Lever de soleil près du campismo La Mula, à l’ouest de Santiago de Cuba

Le dégel des relations entre Cuba et les États-Unis des dernières années change en profondeur la petite île cubaine. En attendant la fin de la croissance de l’industrie touristique du pays, les cyclotouristes ont le chemin libre sur des routes exceptionnelles et encore tranquilles. Notre collaborateur a fait le tour de l’Oriente cubain en solo. Récit.

Nelson s’était levé à l’aube en vue de faire cuire des œufs frais pondus. Un café noir, deux morceaux de pain, trois cuillerées de confiture, une mangue juteuse. Manger en silence — le reste de la maison dort —, puis gonfler les pneus à 80, accrocher les sacoches au vélo, serrer la main de Nelson et quitter doucement Cajobabo par sa route principale et dans les lueurs de l’aurore.

Cuba vélo

Vélo au repos sur la route entre Holguín et Banes

Cuba velo

L’auteur-rouleur en mode relax, entre Boca de Yurumí et Baracoa

C’est la huitième journée de voyage depuis le départ de Holguín; ce sera la plus belle de ce tour de l’Oriente en solitaire. Avec ses routes de bord de mer, ses chaînes de montagnes et son chapelet de villes et villages qui racontent de larges pans de l’histoire de la révolution cubaine, la région est idéale pour le cycliste-voyageur curieux. Et ce tronçon est particulièrement remarquable.
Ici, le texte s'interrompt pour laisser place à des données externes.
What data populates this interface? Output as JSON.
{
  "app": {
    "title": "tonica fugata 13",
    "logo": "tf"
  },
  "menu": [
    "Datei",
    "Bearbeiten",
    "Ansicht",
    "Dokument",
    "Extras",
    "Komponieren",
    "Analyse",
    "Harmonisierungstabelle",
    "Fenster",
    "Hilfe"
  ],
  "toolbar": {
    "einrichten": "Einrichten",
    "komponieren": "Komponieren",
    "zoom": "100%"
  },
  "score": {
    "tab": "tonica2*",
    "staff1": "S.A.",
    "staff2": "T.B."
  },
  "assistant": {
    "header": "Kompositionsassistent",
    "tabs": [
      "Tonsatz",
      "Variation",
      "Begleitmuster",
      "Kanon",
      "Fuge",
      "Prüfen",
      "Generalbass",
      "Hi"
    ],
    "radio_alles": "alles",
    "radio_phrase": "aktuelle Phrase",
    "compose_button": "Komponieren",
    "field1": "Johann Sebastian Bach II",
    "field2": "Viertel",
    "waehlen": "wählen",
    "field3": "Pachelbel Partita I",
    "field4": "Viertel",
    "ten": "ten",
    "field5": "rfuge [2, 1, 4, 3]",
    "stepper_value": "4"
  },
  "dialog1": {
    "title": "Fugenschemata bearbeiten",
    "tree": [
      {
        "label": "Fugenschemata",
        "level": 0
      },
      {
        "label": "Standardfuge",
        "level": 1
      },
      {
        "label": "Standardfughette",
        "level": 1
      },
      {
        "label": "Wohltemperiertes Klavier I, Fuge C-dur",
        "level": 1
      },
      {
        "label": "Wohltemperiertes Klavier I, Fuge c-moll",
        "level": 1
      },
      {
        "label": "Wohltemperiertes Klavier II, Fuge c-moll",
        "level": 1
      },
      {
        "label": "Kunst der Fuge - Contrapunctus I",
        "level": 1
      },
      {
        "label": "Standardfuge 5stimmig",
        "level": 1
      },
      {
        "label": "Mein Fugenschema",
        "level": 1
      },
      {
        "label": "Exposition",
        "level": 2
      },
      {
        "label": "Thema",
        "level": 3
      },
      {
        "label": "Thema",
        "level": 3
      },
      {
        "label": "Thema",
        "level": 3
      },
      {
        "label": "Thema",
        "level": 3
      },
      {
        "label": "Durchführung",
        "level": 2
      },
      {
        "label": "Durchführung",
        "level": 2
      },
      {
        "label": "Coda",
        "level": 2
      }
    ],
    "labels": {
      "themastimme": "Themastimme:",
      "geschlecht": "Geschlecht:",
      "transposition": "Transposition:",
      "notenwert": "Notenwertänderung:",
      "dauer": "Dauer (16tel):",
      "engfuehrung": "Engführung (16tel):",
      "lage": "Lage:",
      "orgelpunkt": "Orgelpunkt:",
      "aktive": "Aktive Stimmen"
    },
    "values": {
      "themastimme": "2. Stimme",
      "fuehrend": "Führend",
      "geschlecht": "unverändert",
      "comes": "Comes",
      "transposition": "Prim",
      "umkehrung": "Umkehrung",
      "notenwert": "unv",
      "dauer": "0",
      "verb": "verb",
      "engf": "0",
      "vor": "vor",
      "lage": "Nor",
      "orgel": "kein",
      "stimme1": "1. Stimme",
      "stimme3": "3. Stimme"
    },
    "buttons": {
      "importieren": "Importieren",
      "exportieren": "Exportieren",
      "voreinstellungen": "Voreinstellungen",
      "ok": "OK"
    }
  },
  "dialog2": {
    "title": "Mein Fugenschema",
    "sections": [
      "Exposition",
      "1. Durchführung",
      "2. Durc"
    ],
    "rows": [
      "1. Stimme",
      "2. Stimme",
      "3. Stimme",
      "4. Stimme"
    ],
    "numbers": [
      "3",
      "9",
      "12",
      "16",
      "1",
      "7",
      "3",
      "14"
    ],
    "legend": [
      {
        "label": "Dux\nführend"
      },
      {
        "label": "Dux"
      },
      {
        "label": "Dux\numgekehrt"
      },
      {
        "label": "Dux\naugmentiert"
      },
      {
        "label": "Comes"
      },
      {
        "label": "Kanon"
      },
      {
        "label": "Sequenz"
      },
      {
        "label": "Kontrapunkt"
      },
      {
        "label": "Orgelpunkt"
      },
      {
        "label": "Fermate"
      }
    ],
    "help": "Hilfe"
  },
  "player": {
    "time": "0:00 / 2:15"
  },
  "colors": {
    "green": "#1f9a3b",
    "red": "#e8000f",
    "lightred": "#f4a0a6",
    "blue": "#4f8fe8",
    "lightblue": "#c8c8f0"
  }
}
Il y aura ce jour-là une bonne centaine de kilomètres jusqu’à Guantánamo, ville agréable qu’on oublie, dans l’ombre de la célèbre et controversée prison étatsunienne. Terrain plat, léger vent de dos, asphalte en bel état, aucune voiture à l’horizon. Je roule sans effort, grimpe sur le grand plateau et me laisse couler dans le paysage. Il y a parfois le cliquetis de la roue libre qui s’élève dans l’air immobile: la petite musique du cyclo.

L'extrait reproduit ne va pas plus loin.